Ashley ArmitageUntitled (2015)

There is a lot of work being made by twenty-something-ish women who draw heavily from their own experiences as women in this our fundamentally sexist culture.

I’m constantly amazed at how varied, creative and interesting the better part of it is. There’s Arvida Byström in general and her infamous VICE editorial There Will Be Blood, in particular; Prue Stent’s jaw dropping and frankly unrivaled surrealist meditations on femininity and visual representation also spring to mind.

With such work, you can’t swing a cat without hitting some codified notion of the work as a manifestation of the female gaze–the female gaze being a reaction/response/rejection of Berger’s art historical ‘male gaze’.

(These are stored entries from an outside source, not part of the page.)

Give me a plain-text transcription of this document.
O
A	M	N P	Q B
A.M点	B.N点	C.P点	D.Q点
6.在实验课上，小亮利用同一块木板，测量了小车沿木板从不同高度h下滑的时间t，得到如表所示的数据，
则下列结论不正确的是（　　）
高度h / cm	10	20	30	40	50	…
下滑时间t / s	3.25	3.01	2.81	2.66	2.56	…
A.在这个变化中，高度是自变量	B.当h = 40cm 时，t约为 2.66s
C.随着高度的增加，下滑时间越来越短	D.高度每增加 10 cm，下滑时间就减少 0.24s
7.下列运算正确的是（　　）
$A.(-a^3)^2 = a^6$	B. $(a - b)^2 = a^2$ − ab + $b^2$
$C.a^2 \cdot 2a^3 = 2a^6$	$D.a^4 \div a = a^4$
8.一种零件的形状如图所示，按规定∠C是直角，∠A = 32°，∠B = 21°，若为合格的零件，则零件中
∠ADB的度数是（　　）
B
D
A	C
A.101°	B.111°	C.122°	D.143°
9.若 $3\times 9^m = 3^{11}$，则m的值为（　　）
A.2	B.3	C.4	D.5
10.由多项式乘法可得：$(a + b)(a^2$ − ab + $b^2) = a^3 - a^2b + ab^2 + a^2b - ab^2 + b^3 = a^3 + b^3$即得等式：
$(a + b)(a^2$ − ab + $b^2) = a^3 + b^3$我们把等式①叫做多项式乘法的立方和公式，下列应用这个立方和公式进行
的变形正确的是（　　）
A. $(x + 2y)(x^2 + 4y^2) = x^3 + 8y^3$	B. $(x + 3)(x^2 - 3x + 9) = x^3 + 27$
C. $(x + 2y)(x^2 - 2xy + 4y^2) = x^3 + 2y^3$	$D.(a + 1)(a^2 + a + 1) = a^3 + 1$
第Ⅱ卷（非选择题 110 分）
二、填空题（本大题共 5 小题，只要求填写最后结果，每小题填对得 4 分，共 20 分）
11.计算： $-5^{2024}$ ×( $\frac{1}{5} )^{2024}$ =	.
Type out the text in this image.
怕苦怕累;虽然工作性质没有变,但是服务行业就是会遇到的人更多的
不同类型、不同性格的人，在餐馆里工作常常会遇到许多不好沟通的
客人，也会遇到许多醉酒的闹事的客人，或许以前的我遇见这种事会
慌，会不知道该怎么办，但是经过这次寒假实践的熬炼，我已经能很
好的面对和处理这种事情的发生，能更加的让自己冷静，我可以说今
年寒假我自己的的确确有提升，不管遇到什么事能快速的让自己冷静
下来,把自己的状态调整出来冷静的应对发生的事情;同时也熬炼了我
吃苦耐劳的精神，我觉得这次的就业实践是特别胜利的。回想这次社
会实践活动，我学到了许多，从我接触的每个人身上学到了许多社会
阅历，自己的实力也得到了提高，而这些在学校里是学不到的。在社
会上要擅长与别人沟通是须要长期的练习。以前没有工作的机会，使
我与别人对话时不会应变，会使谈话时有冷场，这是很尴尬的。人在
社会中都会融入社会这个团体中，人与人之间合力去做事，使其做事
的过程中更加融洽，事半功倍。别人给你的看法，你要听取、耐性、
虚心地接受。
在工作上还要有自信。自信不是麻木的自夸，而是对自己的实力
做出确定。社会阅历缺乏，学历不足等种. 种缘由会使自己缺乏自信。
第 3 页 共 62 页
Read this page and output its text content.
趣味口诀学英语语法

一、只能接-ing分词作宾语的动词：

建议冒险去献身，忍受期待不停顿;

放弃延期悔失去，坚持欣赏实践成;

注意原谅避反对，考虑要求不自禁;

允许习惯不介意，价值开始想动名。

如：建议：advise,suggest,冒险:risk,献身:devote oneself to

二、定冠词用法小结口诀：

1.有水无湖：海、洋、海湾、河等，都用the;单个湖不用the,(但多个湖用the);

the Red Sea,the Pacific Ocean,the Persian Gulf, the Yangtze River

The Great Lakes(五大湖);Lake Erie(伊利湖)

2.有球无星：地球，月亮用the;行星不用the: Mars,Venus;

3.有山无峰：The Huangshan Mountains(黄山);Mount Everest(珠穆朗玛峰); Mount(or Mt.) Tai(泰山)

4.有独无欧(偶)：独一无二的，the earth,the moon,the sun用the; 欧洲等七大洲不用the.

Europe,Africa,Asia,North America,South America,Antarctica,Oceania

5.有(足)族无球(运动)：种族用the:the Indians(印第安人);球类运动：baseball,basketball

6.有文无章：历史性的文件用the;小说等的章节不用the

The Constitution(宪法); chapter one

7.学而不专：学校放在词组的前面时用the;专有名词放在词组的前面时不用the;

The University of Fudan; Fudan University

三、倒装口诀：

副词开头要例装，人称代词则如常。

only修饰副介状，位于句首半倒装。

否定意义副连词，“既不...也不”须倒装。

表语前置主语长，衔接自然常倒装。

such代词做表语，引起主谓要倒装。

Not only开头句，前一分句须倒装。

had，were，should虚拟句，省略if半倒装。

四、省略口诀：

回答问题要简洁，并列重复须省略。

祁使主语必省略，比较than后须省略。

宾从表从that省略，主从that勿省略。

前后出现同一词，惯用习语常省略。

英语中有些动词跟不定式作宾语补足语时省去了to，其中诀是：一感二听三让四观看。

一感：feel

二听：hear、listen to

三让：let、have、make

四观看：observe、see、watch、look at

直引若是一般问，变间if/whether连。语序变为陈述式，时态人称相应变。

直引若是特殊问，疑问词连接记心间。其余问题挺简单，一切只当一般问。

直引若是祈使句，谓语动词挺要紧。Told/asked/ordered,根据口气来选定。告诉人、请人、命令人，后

The first time I encountered the term it was in reference to the work of Masha Demianova. I flat out don’t think the term applies to her work in the slightest. It’s also used in reference to Petra Collins–personally, I wouldn’t deploy it in her case either; however, I am much less convinced I could argue away the assertion to the point of refuting it.

For me, if you want to talk about a female gaze, someone like Mercedes Esquivel is where you’ll find it.

That being said: I think there’s a way in which it is befitting Armitage’s work even claiming it as a primary impetus for the work is somewhat pretentious. I think there is a way in which her photos are a sort of exercise in photography as a means of curation–since their the prism of her images pervasive themes and motifs in someone like Collins work are zoomed in upon to a microscopic level and are then subsequently replicated.

I feel as if there is a great deal of overlap with someone like Jeff Wall, for example.